- Born: April 6, 1856 Tokyo, Japan
- Died: December 3, 1938 (aged 82) Laie, Hawaii, United States
- Religion: The Church of Jesus Christ of Latter-day Saints

= Tsune Ishida Nachie =

Tsune Ishida Nachie (1856–1938) was a pioneering member of the Church of Jesus Christ of Latter-day Saints in Japan and served as a missionary in both Japan and Hawaii. In 1905 she was hired to be a cook and housekeeper for missionaries in Japan. She converted and was baptized and later became the first member of Japanese birth to attend the temple in Laie, Hawaii.

==Early life==
Tsune Nachie was born Komasawa, near Tokyo, on April 6, 1856, to Ando Toziko and Cho Ishida She was married at age 23, but never had children. Her husband died in 1888. After 1892, she adopted her sister's daughter Ei.

==Missionary Service==
She was a 49-year-old widow when she joined the mission home in Tokyo. She had long worked with Europeans and was a 20-year convert to the Church of England. She moved to the mission with her niece, Ei Asano, whom the missionaries assumed was her daughter. She started her employment at the mission in July 1905. Shortly after arrival, she took an interest in the teachings of the Church of Jesus Christ of Latter-day Saints. She was baptized into the Church on September 26, 1905. She taught Sunday school and organized the four other women converts into a sort of Relief Society. She served informally and formally as a missionary, teaching her friends the gospel. She advised missionaries on salaries for other servants and prepared western-style meals for homesick missionaries. The elders in the mission paid for medical exams for her eyes and presented her with a pair of gold-rimmed eyeglasses as a Christmas gift.
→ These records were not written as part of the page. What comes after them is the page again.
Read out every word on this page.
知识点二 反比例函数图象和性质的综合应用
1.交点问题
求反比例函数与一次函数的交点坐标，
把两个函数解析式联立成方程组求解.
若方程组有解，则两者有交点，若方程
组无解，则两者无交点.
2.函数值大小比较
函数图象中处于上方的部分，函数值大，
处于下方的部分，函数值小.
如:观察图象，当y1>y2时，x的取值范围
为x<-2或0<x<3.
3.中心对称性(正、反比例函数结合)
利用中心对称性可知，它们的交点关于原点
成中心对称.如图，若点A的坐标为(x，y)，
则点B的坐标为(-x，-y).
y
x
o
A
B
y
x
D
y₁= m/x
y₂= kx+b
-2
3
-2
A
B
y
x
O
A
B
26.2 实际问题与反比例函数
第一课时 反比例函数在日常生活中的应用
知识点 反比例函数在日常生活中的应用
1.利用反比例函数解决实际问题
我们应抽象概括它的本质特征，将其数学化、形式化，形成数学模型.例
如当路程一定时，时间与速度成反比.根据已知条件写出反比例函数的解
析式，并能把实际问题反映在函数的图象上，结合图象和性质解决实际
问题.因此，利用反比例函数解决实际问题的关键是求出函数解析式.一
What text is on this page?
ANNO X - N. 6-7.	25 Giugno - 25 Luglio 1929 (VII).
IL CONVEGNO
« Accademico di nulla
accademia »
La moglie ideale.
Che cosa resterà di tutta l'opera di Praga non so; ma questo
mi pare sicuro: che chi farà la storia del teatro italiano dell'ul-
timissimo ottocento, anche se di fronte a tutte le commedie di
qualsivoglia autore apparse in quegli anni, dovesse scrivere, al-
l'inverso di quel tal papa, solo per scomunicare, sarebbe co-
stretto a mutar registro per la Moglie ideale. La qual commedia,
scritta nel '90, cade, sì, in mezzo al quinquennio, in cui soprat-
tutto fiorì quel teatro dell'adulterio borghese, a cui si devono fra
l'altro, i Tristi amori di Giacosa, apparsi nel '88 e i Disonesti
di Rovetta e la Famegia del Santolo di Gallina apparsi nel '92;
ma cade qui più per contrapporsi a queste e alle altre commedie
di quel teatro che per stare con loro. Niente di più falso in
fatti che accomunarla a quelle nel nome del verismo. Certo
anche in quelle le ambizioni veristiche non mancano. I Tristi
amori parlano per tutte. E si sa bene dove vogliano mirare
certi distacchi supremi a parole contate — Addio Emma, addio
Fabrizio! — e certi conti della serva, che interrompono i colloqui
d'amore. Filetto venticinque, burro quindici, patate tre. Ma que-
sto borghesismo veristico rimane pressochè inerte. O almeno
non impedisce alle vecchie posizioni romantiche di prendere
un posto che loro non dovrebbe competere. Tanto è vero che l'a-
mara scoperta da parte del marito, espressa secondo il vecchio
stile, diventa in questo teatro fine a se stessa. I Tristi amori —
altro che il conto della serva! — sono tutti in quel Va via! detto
For the next 18 years she acted as a surrogate mother to the missionaries. When she was 70 years old, she moved to Hawaii with financial help from many former missionaries who had worked in Japan. She became the first Japanese convert to enter the temple in Laie and later served at the temple. She continued to proselyte to Japanese-speaking people living in Hawaii and insisted on living in Laie where she could perform temple work. The first Japanese branch of the church in Hawaii was formed in 1934. Tsune died on December 3, 1938, in Hawaii.